Dubai is a dynamic city, constantly re-inventing itself and evolving. There's always something interesting to see or do. It doesn't matter how many times you've been there before, it keeps drawing you back.
When I'm in Dubai I like to stay at the Rove Hotel chain. They've built a very successful hotel brand centred around the concept of a Hotel 'pit-stop' for modern adventure travellers 'roving without borders'. It's the UAE version of a comfortable 'backpackers' for the young at heart. Dubai itself is pitched as the ultimate adventure capital.
The decor is young and hip. Street art and funky decals decorate the walls. Huge art installations and travel bric-a-brac grace the large reception areas. It's the decor I'd choose for my home, just with more maps (I love maps)

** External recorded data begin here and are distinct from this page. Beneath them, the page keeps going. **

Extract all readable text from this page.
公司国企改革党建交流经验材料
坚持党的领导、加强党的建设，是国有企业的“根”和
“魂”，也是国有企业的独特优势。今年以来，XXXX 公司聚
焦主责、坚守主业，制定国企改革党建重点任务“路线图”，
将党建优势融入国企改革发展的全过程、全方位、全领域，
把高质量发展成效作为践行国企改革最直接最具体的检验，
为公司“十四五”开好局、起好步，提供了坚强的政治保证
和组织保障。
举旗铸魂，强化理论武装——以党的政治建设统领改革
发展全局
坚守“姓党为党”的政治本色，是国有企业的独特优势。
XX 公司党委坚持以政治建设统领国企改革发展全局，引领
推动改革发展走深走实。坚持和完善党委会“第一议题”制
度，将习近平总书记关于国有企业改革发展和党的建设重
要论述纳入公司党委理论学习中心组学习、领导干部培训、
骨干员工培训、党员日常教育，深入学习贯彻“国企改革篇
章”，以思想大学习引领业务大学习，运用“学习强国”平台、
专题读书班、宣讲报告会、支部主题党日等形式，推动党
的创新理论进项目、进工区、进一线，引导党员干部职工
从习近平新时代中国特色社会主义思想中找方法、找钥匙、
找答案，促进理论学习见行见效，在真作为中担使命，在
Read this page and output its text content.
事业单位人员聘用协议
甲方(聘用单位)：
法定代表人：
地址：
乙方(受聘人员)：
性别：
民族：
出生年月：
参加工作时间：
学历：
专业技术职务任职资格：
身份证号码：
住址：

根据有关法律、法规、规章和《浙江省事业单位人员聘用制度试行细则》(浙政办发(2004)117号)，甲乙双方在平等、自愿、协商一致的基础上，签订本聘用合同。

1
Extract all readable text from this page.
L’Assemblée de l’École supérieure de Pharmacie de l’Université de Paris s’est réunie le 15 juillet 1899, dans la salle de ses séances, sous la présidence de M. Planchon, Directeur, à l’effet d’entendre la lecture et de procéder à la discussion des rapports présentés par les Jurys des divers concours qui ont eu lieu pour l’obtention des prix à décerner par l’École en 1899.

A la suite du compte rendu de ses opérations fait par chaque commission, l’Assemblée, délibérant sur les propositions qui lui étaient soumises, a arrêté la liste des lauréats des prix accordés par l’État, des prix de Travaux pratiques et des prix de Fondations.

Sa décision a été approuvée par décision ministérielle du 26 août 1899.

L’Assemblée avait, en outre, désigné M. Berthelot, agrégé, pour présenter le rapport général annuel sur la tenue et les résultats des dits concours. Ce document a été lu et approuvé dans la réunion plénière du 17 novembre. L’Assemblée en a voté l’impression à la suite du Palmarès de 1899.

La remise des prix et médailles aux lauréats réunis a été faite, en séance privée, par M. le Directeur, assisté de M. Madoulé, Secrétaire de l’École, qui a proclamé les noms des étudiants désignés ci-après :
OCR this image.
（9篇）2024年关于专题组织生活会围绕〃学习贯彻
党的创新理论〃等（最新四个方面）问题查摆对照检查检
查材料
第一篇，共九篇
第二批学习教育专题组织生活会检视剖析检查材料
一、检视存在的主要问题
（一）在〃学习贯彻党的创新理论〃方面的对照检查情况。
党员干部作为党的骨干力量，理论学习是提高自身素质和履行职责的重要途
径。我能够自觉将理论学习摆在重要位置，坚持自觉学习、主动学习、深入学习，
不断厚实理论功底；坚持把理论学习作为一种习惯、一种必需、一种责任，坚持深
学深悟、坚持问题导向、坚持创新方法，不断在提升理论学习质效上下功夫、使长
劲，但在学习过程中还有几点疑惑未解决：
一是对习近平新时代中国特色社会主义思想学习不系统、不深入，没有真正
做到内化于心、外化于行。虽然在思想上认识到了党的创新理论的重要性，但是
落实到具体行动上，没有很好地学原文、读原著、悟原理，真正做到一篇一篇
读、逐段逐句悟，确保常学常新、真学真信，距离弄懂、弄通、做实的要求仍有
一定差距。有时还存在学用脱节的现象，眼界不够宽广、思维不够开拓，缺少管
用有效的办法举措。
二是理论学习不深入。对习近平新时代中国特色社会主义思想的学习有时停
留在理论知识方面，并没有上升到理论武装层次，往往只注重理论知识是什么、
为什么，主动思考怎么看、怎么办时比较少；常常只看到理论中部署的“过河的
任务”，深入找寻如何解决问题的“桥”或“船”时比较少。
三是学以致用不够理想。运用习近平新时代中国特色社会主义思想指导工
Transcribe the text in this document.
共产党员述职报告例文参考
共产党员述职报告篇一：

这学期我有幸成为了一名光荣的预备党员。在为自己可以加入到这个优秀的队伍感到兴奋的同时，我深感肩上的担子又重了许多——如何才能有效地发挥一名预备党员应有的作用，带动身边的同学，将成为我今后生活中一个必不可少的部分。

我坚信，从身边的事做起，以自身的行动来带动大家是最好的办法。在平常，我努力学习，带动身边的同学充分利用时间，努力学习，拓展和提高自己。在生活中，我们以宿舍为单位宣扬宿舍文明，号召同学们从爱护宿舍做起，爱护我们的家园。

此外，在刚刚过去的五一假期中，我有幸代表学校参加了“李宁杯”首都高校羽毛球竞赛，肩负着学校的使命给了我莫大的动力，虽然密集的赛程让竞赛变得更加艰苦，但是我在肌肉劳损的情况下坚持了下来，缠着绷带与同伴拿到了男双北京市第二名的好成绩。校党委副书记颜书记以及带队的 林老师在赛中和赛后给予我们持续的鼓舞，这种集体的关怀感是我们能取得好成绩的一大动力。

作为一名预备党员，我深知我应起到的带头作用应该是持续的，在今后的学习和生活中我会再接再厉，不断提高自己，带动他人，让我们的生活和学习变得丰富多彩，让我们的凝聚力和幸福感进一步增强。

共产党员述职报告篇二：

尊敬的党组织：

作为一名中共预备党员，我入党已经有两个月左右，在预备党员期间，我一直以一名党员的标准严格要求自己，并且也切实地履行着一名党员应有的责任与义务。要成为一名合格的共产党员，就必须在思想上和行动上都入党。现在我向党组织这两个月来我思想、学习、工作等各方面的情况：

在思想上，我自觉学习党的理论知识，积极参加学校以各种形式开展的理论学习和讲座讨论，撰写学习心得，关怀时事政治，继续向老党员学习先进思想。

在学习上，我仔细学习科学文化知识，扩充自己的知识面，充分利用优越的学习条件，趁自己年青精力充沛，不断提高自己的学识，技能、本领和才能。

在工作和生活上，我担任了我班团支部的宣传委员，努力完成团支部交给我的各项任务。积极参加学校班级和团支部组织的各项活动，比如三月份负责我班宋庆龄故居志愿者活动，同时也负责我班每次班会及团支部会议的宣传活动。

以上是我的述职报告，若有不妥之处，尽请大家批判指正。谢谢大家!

The amenities are perfectly pitched: comfy rooms with TV, bar fridge and complimentary tea, coffee and water, a small supermarket, self-serve laundry, luggage lockers, Apple Mac computers, table tennis, pool, gym, The Daily Restaurant. The locations are central with good access to public transport: City Centre, Healthcare, Downtown, Trade Centre and Dubai Marina. And the price is reasonable, by Dubai standards.
There's plenty to do in Dubai, and I'd love to have just chilled at the Rove, dissecting the decor, but instead I decided to spend the day in the capital, Abu Dhabi. I can fit both the Grand Mosque and the Louvre Abu Dhabi into a day trip. There are a number of tour companies offering the same itinerary, but I booked through Viator, which I have used in the past.
The Sheikh Zayed Grand Mosque is one of the world's largest, able to accomodate over 40,000 Muslim worshippers.
The building features over 100,000 tons of marble. It's most striking architectural feature are the gold palm motifs incorporated into the archways that line the passageways between the main entry hall and the large prayer hall. Although the gold topping the columns are paint, in other parts of the Mosque no expense has been spared. The main prayer hall features a huge chandelier weighing nine tonnes and a 6,000m2 handmade wool carpet with Persian floral designs. Both are reputed to be the largest of their kind in the world.
The Grand Mosque is open every day, 9am-10pm Saturday to Thursday, 4:30pm-10pm on Fridays. Times vary during the Holy Month of Ramadan. Entry is free.
Tourists are welcome to visit but must observe a strict dress code. Women must wear a headscarf, long sleeves and ankle-length trousers or skirts. Hooded abayas can be borrowed for free. Men must wear long pants.
The Louvre Abu Dhabi is the result of a 30 year deal struck between the French Government and the City of Abu Dhabi. Under this agreement the French agreed to allow the use of the name 'Louvre' and to loan artworks from French collections.
It is not a carbon copy of the Louvre in Paris. That was never its intention. It is an original interpretation of 'a universal museum', bringing together different cultures to 'shine fresh light on the shared story of humanity'.
Just as interesting as the collection is the building, which was designed by French architect Jean Nouvel. It's most recognisable feature is a decorative metal dome covering two thirds of the Museum. The dome is not solid. It consists of eight overlapping layers, four external and four internal, of perforated geometric star shapes. During the day this elaborate metal 'shade cloth' throws a lovely, filtered light into the public walkways.
The Louvre Abu Dhabi is open 10am-8pm Saturday to Wednesday and 10am-10pm on Thursday and Fridays. The Museum is closed on Mondays. Regular admission is 60AED. It will host four temporary exhibitions a year.